Leur progression de 7,6 % en volume et 11,7 % en valeur repose sur la hausse du trafic en pharmacie selon Jonathan Jacquin, responsable de la gamme Clearblue chez Procter&Gamble : « Suite à la crise sanitaire, les utilisatrices ont éprouvé le besoin de prendre soin d’elles-mêmes et de se sentir rassurées par la fréquentation d’un lieu de santé de proximité. » L’éventail des fonctions que proposent désormais certaines gammes - détection précoce, estimation de l’âge de la grossesse (...) – a aussi pu jouer en faveur du segment.
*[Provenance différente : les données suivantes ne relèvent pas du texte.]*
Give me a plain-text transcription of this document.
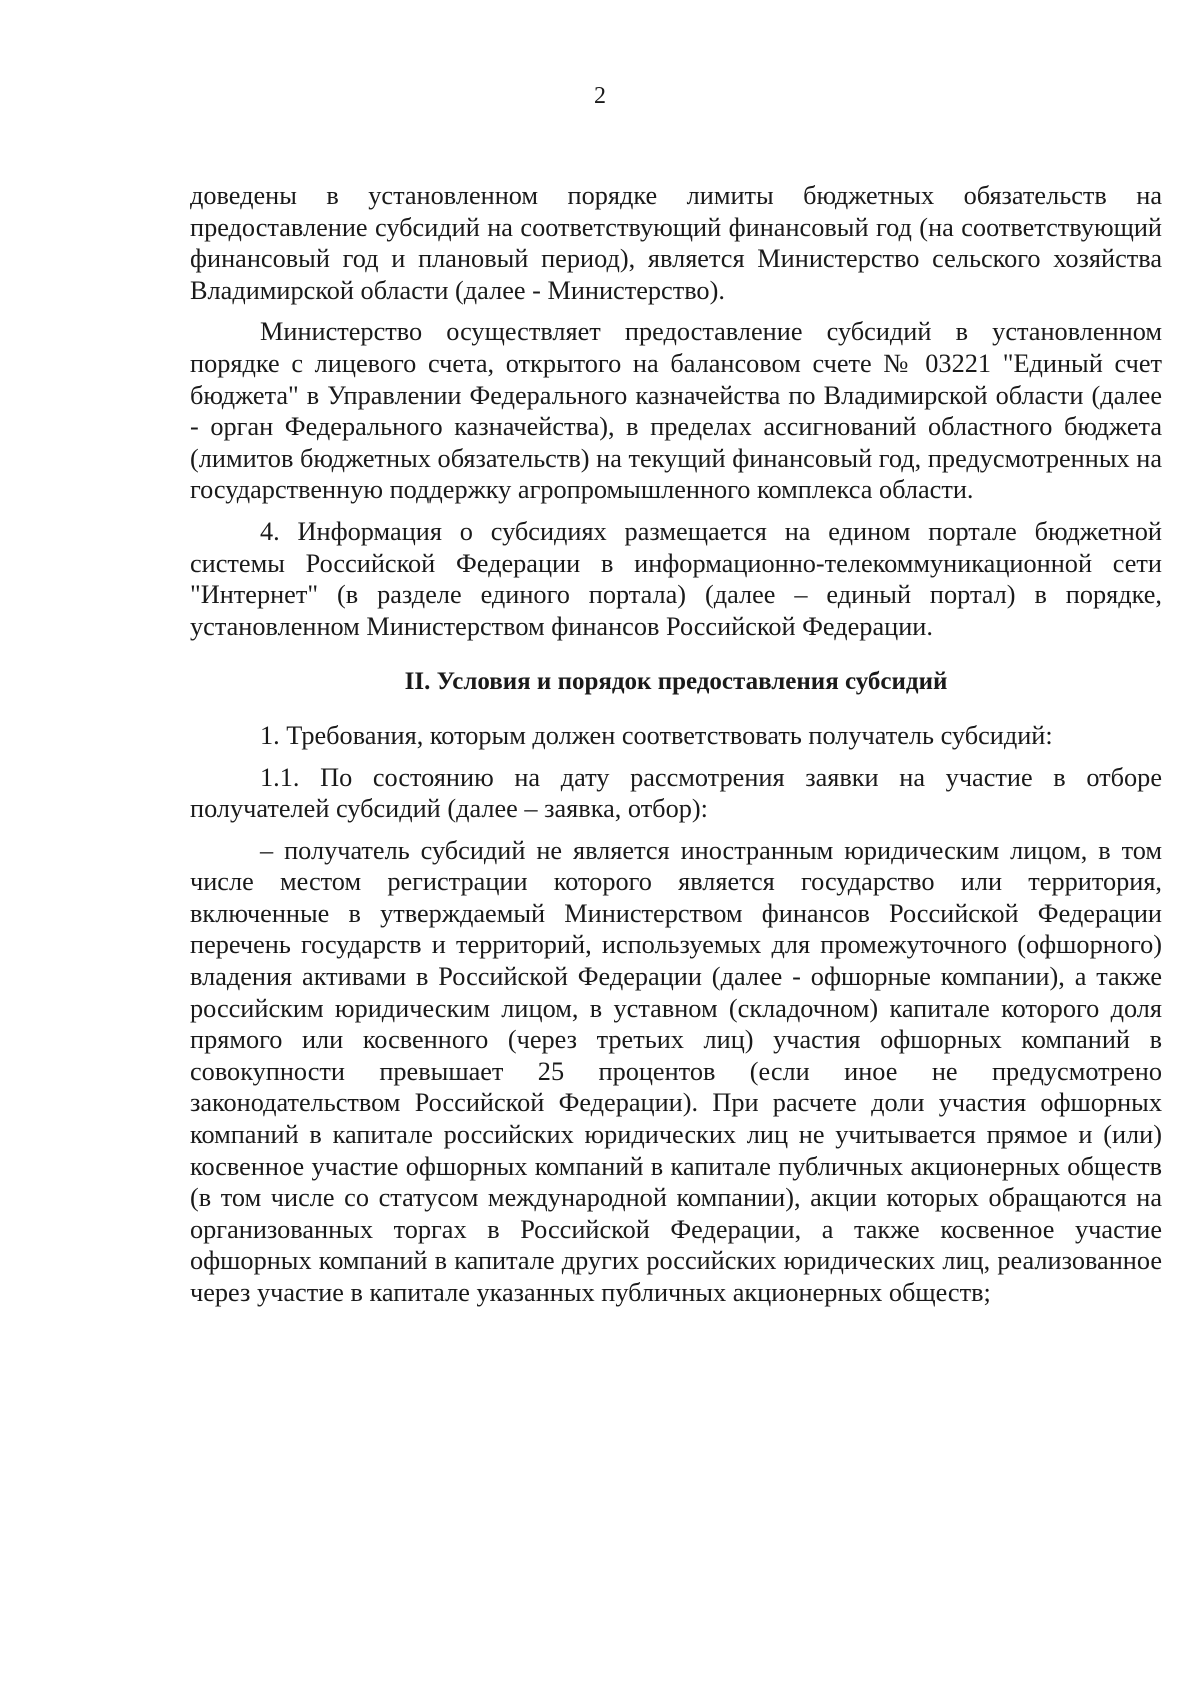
2

доведены в установленном порядке лимиты бюджетных обязательств на предоставление субсидий на соответствующий финансовый год (на соответствующий финансовый год и плановый период), является Министерство сельского хозяйства Владимирской области (далее - Министерство).

Министерство осуществляет предоставление субсидий в установленном порядке с лицевого счета, открытого на балансовом счете № 03221 "Единый счет бюджета" в Управлении Федерального казначейства по Владимирской области (далее - орган Федерального казначейства), в пределах ассигнований областного бюджета (лимитов бюджетных обязательств) на текущий финансовый год, предусмотренных на государственную поддержку агропромышленного комплекса области.

4. Информация о субсидиях размещается на едином портале бюджетной системы Российской Федерации в информационно-телекоммуникационной сети "Интернет" (в разделе единого портала) (далее – единый портал) в порядке, установленном Министерством финансов Российской Федерации.

II. Условия и порядок предоставления субсидий

1. Требования, которым должен соответствовать получатель субсидий:

1.1. По состоянию на дату рассмотрения заявки на участие в отборе получателей субсидий (далее – заявка, отбор):

– получатель субсидий не является иностранным юридическим лицом, в том числе местом регистрации которого является государство или территория, включенные в утверждаемый Министерством финансов Российской Федерации перечень государств и территорий, используемых для промежуточного (офшорного) владения активами в Российской Федерации (далее - офшорные компании), а также российским юридическим лицом, в уставном (складочном) капитале которого доля прямого или косвенного (через третьих лиц) участия офшорных компаний в совокупности превышает 25 процентов (если иное не предусмотрено законодательством Российской Федерации). При расчете доли участия офшорных компаний в капитале российских юридических лиц не учитывается прямое и (или) косвенное участие офшорных компаний в капитале публичных акционерных обществ (в том числе со статусом международной компании), акции которых обращаются на организованных торгах в Российской Федерации, а также косвенное участие офшорных компаний в капитале других российских юридических лиц, реализованное через участие в капитале указанных публичных акционерных обществ;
Un certain engouement pour la technologie digitale (affichage du résultat en toutes lettres) est aussi évoqué. « Dans cette catégorie, où les dispositifs peuvent être deux fois plus chers, les ventes ont augmenté de 15 % en volume l’an passé. »
Les tests de grossesse précoces, en évolution de 65 % en volume, sont toutefois les plus dynamiques du segment, selon Salomé Hémar, chef de produit chez Biosynex (autotests grossesse/ovulation, Covid-19, VIH, infection urinaire/vaginale, gluten/cannabis). « Notre test précoce est le premier à se baser sur la date du rapport sexuel, plus pertinente pour certaines femmes que celle des prochaines règles que 51 % d’entre elles ne connaissent qu’approximativement. »
*Arrêté du 20/04/2022 modifiant l’arrêté du 1/06/2021 lié à la sortie de crise sanitaire (Ministère des solidarités et de la santé).